Saturday, July 28, 2007


It's a blowy, cloud-racing day. It's always breezy in that playground down by the river. Following a week of broken nights, Operation Exhaust (The Child - At All Costs) is in full swing, so I don't immediately clock the funny little girl in the slightly old-fashioned outfit playing with her grandmother.

She's probably about four, quite slight, with a huge, pink sunflower hairtie holding back her dark hair. Her granny is attempting to persuade her to wear a white floppy sunhat. It's too big for her, I can see that from here, and anyway it's way too windy. Anna-mouse's hat never even made it out of the bag.

Anna-mouse is hell bent on a heart-stopping manouevre which involves throwing herself off the edge of the climbing frame, hoping to catch hold of the fireman's pole on the way down. I am a wreck, challenged but happy with her increasing physical confidence and the sheer level of application to her task.

The other little girl is attracted by the climbing frame, too, which has all sorts of ways to climb. Her granny briefly catches my eye and smiles broadly, nervously, wanting to be friends. I smile vaguely back, one eye still on my kamikaze kid.

A moment later the old-fashioned little girl does something - I don't see what - which causes her grandmother to say Oh, that was good, wasn't it.

Yes! The girl replies, delighted with herself. I'm clever!

To which the grandmother, who knows I am listening, hastily - sharply - replies We'll have to see about that.

Will we? I think to myself. Why? Why can't the funny little thing be praised for being clever and - more importantly - for thinking herself so? Why is it so important for your grand-daughter to be modest, at the age of four? What special quality was weeded out of you at that age?

I am quite sure that had the girl said I'm beautiful! her granny would have had no problem agreeing with her in public. It was the attribute of cleverness which so troubled her. This tiny moment touched an enormous nerve in me. As one who could never have boasted I'm beautiful! as a child (I was convinced I was plain for many years. Sadly, I look at photos now and think 'Gosh, I wasn't'), and who never felt her intelligence was great enough to say I'm clever! either, I try daily to infuse Anna-mouse with a positive sense of herself. It has taken me half my life to have any real confidence in my brain, though there never was anything wrong with it. Please God may she already have it!

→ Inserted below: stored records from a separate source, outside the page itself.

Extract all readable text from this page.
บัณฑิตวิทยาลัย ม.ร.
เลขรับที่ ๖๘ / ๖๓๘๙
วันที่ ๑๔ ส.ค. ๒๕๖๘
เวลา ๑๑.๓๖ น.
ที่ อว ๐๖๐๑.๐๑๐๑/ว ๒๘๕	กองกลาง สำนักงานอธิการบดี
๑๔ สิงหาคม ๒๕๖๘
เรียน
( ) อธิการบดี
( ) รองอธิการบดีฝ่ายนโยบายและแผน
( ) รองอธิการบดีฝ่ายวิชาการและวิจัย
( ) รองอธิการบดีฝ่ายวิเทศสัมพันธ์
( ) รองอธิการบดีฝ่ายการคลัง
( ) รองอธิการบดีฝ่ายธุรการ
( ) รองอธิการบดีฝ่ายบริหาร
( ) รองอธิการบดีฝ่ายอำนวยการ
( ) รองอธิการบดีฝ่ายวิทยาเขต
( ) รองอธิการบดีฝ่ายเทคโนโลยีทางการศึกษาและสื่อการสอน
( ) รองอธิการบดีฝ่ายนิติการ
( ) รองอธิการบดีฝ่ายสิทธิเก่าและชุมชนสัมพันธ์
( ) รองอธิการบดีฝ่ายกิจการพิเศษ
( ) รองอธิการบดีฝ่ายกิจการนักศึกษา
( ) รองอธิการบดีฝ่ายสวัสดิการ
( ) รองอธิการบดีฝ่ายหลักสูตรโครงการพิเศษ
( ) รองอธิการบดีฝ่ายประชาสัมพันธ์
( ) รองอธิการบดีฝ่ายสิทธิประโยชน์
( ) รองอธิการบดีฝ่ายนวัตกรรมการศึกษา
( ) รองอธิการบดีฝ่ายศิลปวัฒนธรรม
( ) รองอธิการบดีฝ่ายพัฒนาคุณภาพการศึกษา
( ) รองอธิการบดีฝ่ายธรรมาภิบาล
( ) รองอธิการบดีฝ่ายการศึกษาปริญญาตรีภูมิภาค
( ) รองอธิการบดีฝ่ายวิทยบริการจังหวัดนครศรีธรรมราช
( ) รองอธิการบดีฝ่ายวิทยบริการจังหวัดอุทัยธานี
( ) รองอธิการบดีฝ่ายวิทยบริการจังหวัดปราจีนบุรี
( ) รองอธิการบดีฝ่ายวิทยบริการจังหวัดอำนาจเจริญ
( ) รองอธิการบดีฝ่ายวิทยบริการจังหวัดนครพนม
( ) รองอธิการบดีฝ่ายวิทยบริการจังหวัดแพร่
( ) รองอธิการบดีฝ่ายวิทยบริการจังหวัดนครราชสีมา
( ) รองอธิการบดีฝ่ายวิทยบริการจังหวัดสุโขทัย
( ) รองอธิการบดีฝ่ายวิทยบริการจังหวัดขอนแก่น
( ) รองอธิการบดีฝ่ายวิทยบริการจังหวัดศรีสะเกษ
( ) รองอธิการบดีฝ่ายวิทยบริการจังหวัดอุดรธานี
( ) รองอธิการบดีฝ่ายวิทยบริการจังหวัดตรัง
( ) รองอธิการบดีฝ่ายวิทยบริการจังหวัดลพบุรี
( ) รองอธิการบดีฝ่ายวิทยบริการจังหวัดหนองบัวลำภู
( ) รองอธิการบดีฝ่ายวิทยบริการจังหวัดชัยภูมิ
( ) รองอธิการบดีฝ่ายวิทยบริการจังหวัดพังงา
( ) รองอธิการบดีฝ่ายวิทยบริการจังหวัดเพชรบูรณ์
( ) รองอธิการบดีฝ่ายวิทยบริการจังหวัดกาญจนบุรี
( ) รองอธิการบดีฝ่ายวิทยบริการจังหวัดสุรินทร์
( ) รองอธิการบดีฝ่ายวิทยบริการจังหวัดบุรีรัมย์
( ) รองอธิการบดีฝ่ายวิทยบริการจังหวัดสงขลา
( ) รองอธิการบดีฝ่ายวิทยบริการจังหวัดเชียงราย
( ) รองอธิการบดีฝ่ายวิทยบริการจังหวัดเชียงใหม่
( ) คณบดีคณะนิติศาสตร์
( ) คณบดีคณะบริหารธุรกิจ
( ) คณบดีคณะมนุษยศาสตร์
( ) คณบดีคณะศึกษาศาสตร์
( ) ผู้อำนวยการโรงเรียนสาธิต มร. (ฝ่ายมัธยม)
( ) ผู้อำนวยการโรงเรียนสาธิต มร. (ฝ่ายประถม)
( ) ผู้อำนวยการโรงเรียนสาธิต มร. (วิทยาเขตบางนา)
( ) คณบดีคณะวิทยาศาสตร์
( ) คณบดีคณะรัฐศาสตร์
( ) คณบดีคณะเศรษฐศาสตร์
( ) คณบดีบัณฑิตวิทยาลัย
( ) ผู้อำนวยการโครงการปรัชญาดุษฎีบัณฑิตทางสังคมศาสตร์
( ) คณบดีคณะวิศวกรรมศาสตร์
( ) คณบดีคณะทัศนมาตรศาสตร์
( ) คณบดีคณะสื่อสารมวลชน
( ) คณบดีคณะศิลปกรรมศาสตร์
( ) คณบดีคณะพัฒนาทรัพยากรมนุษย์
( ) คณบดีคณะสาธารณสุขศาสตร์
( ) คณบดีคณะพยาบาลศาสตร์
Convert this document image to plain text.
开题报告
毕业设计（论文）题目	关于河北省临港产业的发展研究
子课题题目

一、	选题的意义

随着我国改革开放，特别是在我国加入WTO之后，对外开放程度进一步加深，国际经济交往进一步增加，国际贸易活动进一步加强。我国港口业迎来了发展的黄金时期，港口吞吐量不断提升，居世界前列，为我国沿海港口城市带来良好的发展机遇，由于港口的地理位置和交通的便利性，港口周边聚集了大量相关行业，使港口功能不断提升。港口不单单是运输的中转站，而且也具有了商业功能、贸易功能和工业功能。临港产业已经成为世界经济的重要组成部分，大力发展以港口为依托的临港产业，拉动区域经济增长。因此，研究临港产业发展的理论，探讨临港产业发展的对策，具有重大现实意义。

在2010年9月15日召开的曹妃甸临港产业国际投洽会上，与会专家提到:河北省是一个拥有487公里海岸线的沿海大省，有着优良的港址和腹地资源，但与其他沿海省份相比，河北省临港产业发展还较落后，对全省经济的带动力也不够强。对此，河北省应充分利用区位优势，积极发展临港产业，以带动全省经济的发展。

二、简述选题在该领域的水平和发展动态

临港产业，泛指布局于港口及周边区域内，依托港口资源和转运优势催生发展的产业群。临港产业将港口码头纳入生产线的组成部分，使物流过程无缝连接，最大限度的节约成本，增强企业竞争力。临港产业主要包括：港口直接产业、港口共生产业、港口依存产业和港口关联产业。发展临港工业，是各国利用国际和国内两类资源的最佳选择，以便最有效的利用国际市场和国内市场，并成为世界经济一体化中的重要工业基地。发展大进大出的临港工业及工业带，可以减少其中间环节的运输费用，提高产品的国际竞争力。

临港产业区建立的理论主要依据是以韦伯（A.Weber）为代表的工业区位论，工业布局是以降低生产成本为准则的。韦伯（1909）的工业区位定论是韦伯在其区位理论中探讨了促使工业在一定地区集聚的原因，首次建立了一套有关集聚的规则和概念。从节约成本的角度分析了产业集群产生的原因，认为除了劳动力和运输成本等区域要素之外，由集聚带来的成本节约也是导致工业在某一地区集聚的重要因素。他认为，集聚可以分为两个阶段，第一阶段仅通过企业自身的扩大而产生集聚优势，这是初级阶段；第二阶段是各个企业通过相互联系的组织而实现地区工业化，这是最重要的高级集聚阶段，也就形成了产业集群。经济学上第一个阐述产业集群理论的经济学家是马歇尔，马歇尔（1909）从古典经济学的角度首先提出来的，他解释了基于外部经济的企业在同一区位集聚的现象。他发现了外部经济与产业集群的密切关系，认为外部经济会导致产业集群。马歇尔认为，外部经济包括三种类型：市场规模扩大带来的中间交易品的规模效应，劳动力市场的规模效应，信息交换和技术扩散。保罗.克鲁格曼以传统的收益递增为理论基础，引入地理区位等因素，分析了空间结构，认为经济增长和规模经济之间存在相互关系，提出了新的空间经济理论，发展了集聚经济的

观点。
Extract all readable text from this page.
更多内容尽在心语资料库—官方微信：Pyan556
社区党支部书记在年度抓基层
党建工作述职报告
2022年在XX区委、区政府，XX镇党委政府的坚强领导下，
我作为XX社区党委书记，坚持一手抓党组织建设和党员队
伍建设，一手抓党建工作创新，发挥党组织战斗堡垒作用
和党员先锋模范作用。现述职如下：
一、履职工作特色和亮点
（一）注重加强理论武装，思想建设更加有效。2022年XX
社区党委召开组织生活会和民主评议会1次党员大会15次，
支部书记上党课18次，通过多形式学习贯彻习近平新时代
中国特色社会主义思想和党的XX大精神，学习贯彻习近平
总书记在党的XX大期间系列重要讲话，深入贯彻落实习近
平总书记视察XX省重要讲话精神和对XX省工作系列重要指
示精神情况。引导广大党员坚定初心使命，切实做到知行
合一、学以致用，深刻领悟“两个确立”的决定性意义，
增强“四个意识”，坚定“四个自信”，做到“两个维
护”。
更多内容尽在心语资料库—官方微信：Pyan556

Oh, let our daughters be clever! Let them trumpet their talents at any age, at all ages. Let them know what it is to know that they can outsmart anyone in the room - or playground.

Sunday, July 22, 2007

Haiku x 3

My tutor said lots of good things. One of his best ideas was this:

Write a Haiku journal for a week. Every day, use the discipline of the syllable rules of the haiku (5 - 7 -5 over three lines, for those not in the know), to encapsulate your day.

I haven't managed to write much since. I haven't done my Portfolio writing yet, the stuff that needs handing in on Friday. I've barely written a shopping list. I haven't, as you know, written here. (If I simply state the words 'Leaks, Ceilings, Scaffolding, Insurance and Toddler Parties' a picture may begin to emerge...)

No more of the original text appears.